Nous avons encore l'esprit embué par les secousses rythmiques de Thundercat qu'une immense clameur nous provient du main stage. Le phénomène français PNL débarque aux Ardentes. Nous sommes fans de hip-hop, curieux, ouverts et même intéressés « sociologiquement » par des musiques qui ne nous touchent pas mais qui rencontrent un public. Mais là, on ne pige pas. On est largué. PNL, c'est donc deux frangins, Ademo et N.O.S., qui ont fait de la nonchalance et de l'auto-tune leur signature. Sur le papier, ça s'appelle du cloud rap, le rap du nuage. Trop cool. Sur scène, ça se résume à deux mecs qui marchent de gauche à droite en déclamant des trucs sans jamais articuler.

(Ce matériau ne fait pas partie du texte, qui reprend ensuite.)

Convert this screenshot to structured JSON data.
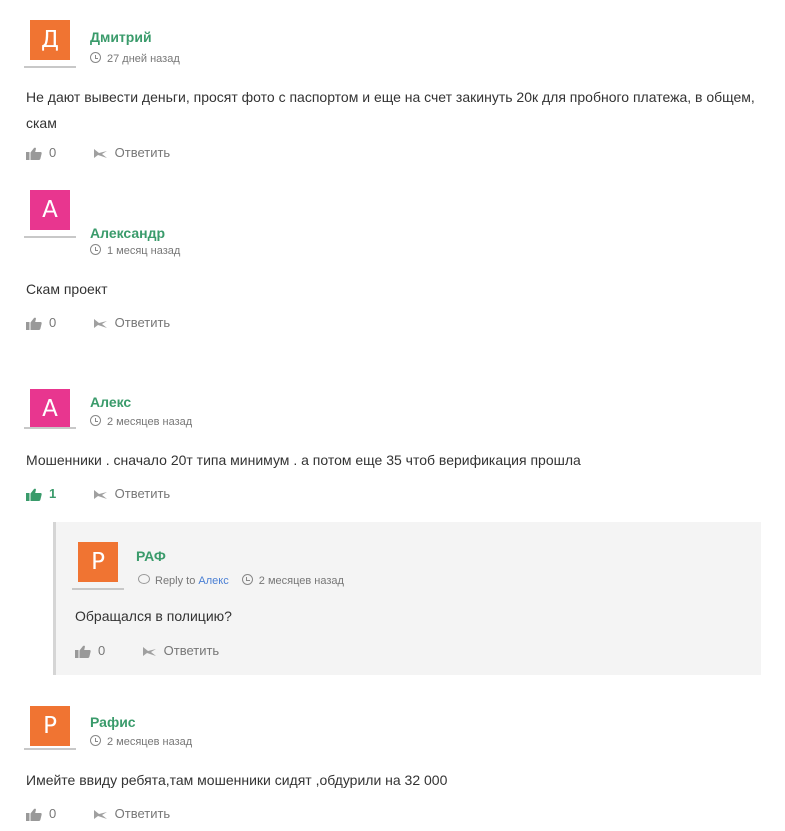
{
  "colors": {
    "orange": "#f07432",
    "pink": "#e8368f",
    "author": "#3a9b6b",
    "link": "#4a7fd4"
  },
  "comments": [
    {
      "initial": "Д",
      "avatar_color": "#f07432",
      "author": "Дмитрий",
      "time": "27 дней назад",
      "text": "Не дают вывести деньги, просят фото с паспортом и еще на счет закинуть 20к для пробного платежа, в общем, скам",
      "likes": "0",
      "reply_label": "Ответить"
    },
    {
      "initial": "А",
      "avatar_color": "#e8368f",
      "author": "Александр",
      "time": "1 месяц назад",
      "text": "Скам проект",
      "likes": "0",
      "reply_label": "Ответить"
    },
    {
      "initial": "А",
      "avatar_color": "#e8368f",
      "author": "Алекс",
      "time": "2 месяцев назад",
      "text": "Мошенники . сначало 20т типа минимум . а потом еще 35 чтоб верификация прошла",
      "likes": "1",
      "reply_label": "Ответить"
    },
    {
      "initial": "Р",
      "avatar_color": "#f07432",
      "author": "РАФ",
      "reply_to_label": "Reply to",
      "reply_to": "Алекс",
      "time": "2 месяцев назад",
      "text": "Обращался в полицию?",
      "likes": "0",
      "reply_label": "Ответить"
    },
    {
      "initial": "Р",
      "avatar_color": "#f07432",
      "author": "Рафис",
      "time": "2 месяцев назад",
      "text": "Имейте ввиду ребята,там мошенники сидят ,обдурили на 32 000",
      "likes": "0",
      "reply_label": "Ответить"
    }
  ]
}
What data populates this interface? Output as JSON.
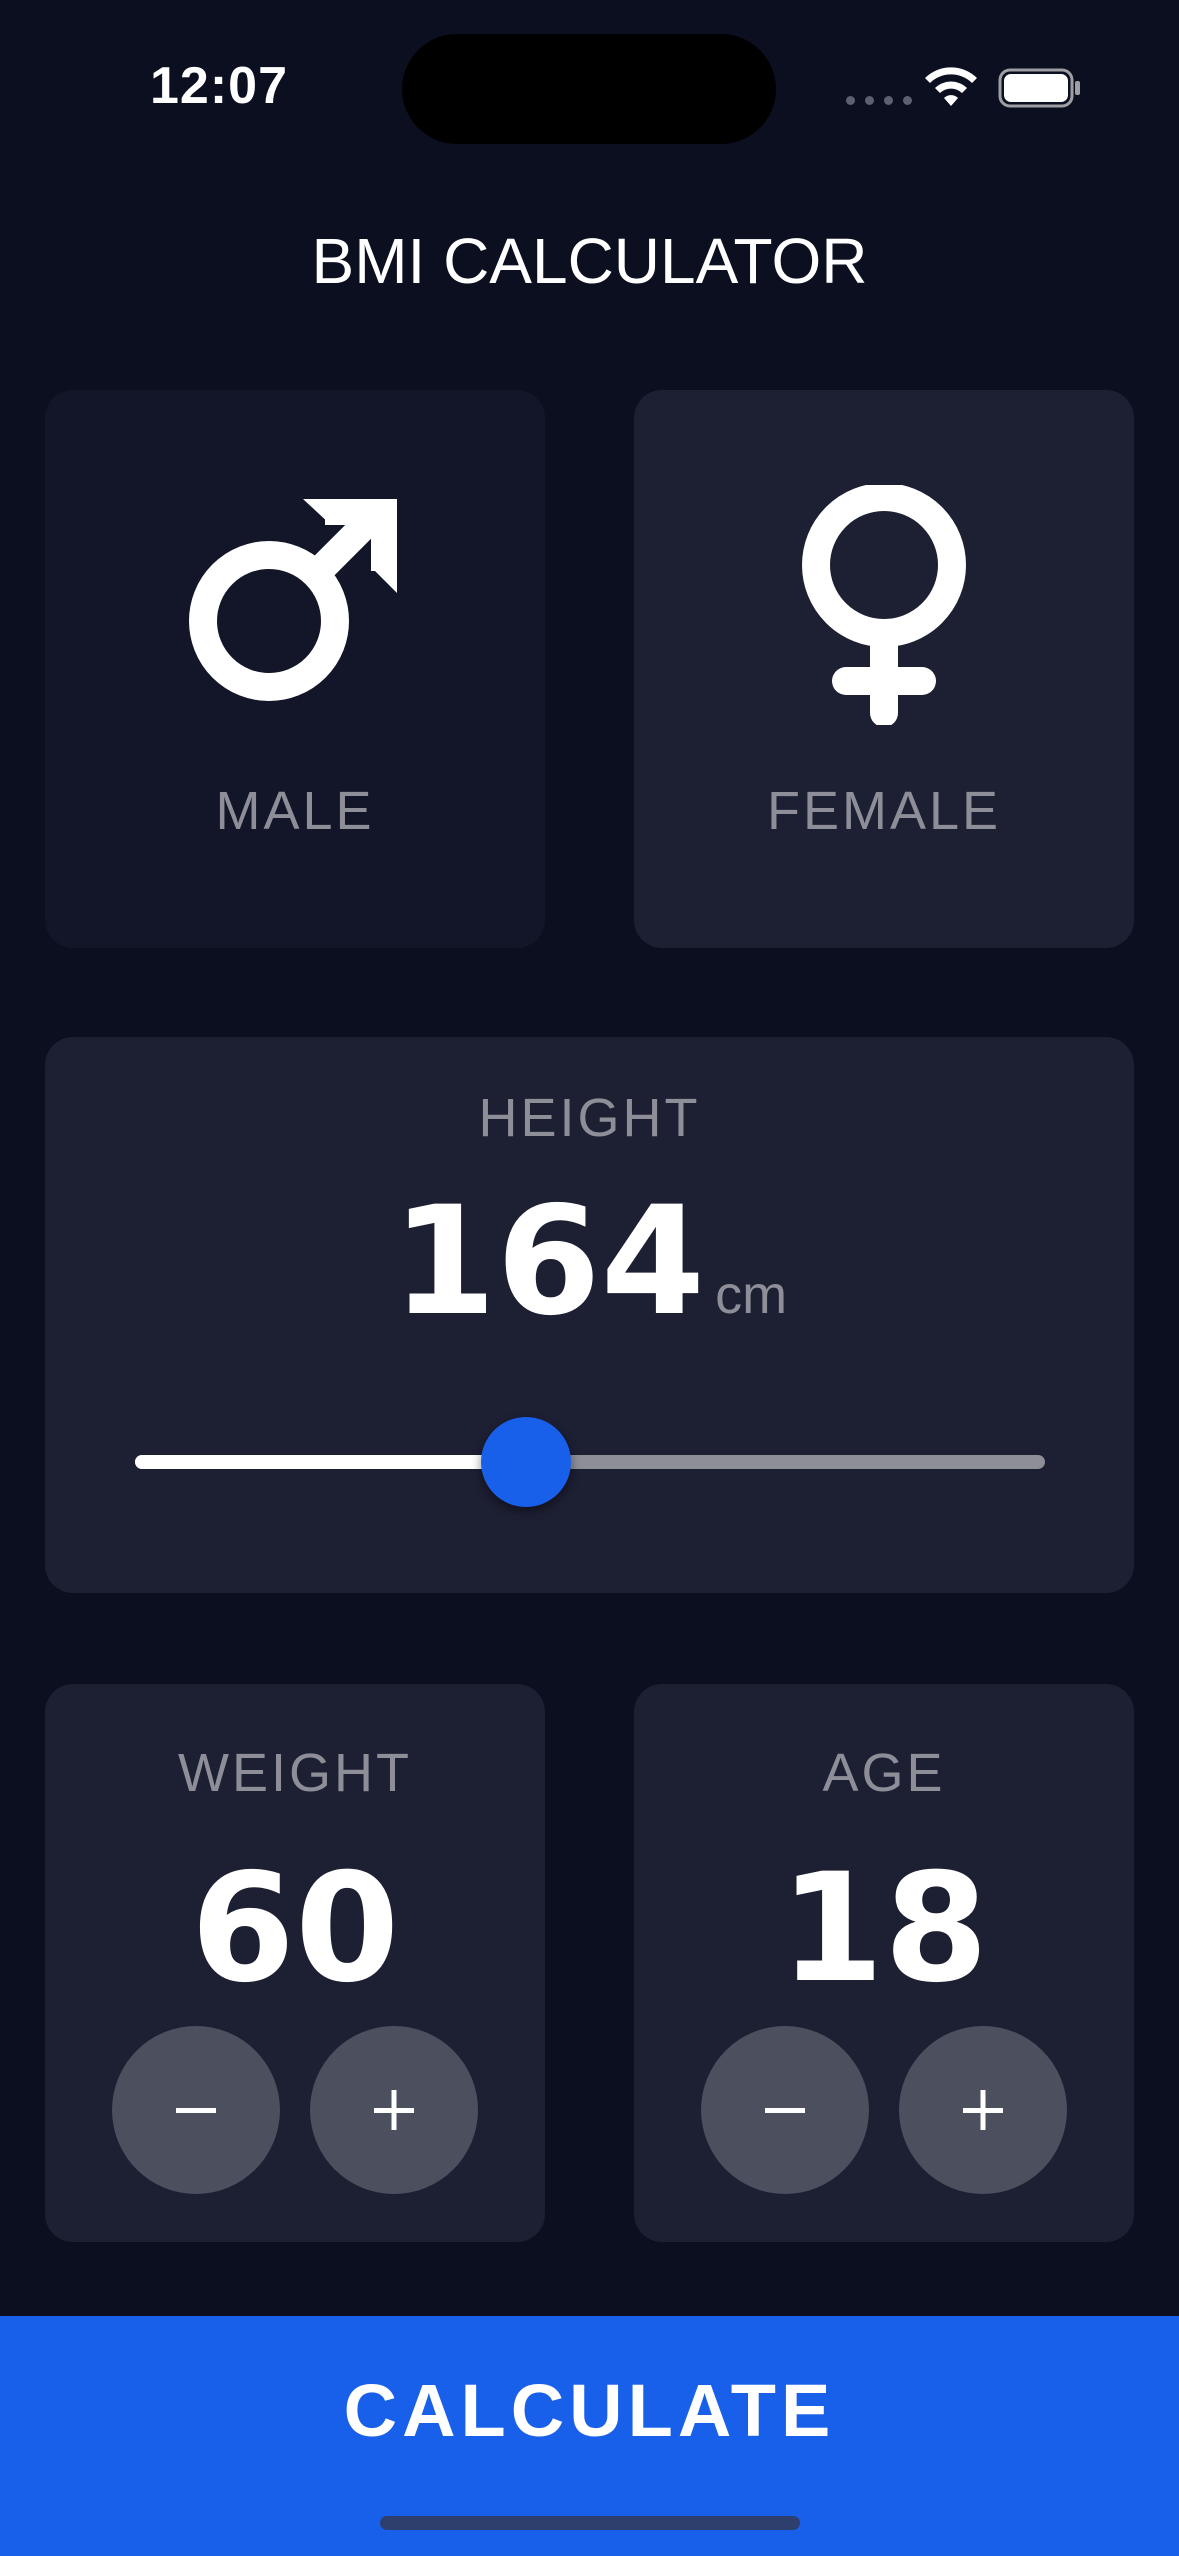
{
  "status_bar": {
    "time": "12:07",
    "wifi_icon": "wifi-icon",
    "battery_icon": "battery-icon"
  },
  "app": {
    "title": "BMI CALCULATOR"
  },
  "colors": {
    "background": "#0B0F20",
    "card_active": "#1D1F33",
    "card_inactive": "#131628",
    "label_gray": "#8D8E98",
    "accent_blue": "#1860E9",
    "round_button": "#4C4F5E"
  },
  "gender": {
    "male": {
      "label": "MALE",
      "icon": "male-symbol-icon",
      "selected": false
    },
    "female": {
      "label": "FEMALE",
      "icon": "female-symbol-icon",
      "selected": false
    }
  },
  "height": {
    "label": "HEIGHT",
    "value": "164",
    "unit": "cm",
    "slider_fraction": 0.43
  },
  "weight": {
    "label": "WEIGHT",
    "value": "60",
    "minus_icon": "minus-icon",
    "plus_icon": "plus-icon"
  },
  "age": {
    "label": "AGE",
    "value": "18",
    "minus_icon": "minus-icon",
    "plus_icon": "plus-icon"
  },
  "calculate": {
    "label": "CALCULATE"
  }
}
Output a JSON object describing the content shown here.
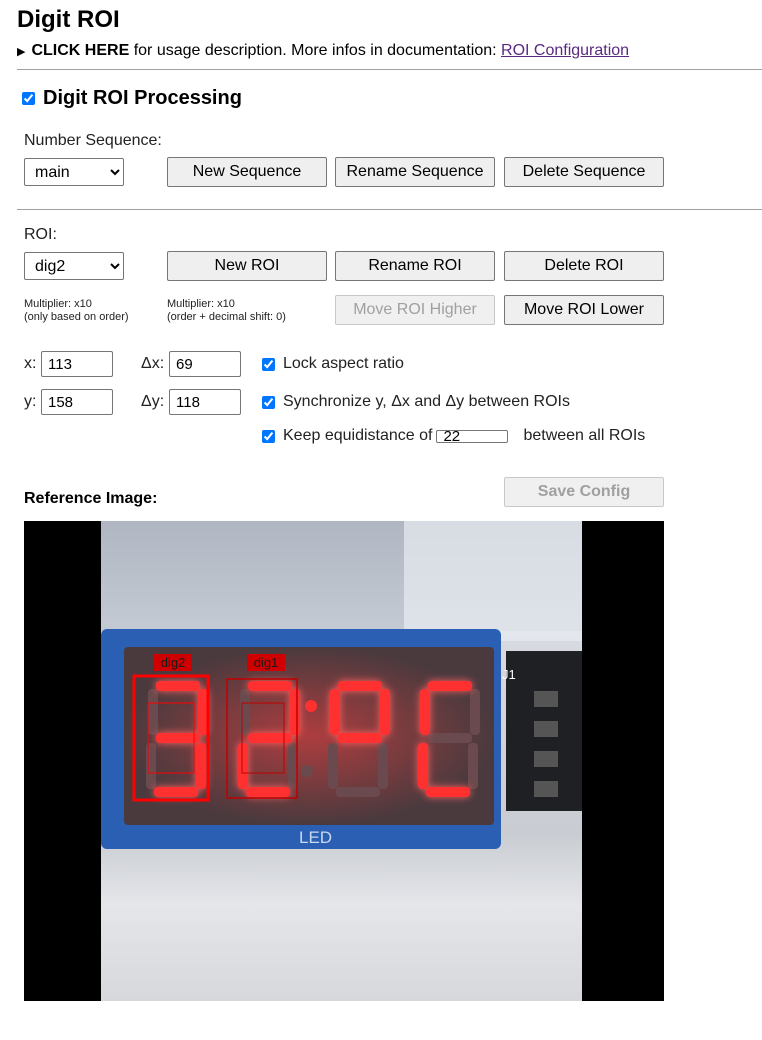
{
  "page": {
    "title": "Digit ROI",
    "usage": {
      "toggle": "CLICK HERE",
      "text": " for usage description. More infos in documentation: ",
      "link": "ROI Configuration"
    }
  },
  "processing": {
    "label": "Digit ROI Processing",
    "checked": true
  },
  "sequence": {
    "label": "Number Sequence:",
    "selected": "main",
    "new_label": "New Sequence",
    "rename_label": "Rename Sequence",
    "delete_label": "Delete Sequence"
  },
  "roi": {
    "label": "ROI:",
    "selected": "dig2",
    "new_label": "New ROI",
    "rename_label": "Rename ROI",
    "delete_label": "Delete ROI",
    "move_higher_label": "Move ROI Higher",
    "move_lower_label": "Move ROI Lower",
    "multiplier1": {
      "line1": "Multiplier: x10",
      "line2": "(only based on order)"
    },
    "multiplier2": {
      "line1": "Multiplier: x10",
      "line2": "(order + decimal shift: 0)"
    }
  },
  "params": {
    "x_label": "x:",
    "x": "113",
    "dx_label": "Δx:",
    "dx": "69",
    "y_label": "y:",
    "y": "158",
    "dy_label": "Δy:",
    "dy": "118",
    "lock_aspect": "Lock aspect ratio",
    "sync": "Synchronize y, Δx and Δy between ROIs",
    "keep_prefix": "Keep equidistance of",
    "equidistance": "22",
    "keep_suffix": "between all ROIs"
  },
  "reference": {
    "label": "Reference Image:",
    "save_label": "Save Config",
    "roi_labels": [
      "dig2",
      "dig1"
    ],
    "display_label": "LED",
    "connector_label": "J1"
  },
  "colors": {
    "link": "#5a2a82",
    "accent": "#0075ff",
    "roi": "#ff0000",
    "digit": "#ff3030"
  }
}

De temps à autre, on capte un « Nique ta mère », « la weed c'est ma vie », « QLF (« que la famille ») et encore une petite louche de « nique ta mère ». Il n'y a aucun message, aucune revendivation. Nada. Un DJ fait semblant de bouger ses curseurs tandis que quatre autres gugusses sont plantés à côté du desk en bayant aux corneilles. Il y en a un qui doit être mieux payé que les autres car il est le responsable « briquet » d'Ademo dont il allume deux fois la clope. PNL a ses codes, aime parler en verlan avec les doigts de la main, empile les millions de vues sur YouTube mais n'en a strictement rien à foutre d'être là. Buzz sur le web, dans les cours de récré et les cabines d'essayage de H&M peut-être. Mais en live, c'est le degré zéro de la créativité. Circulez, il n'y a rien à voir.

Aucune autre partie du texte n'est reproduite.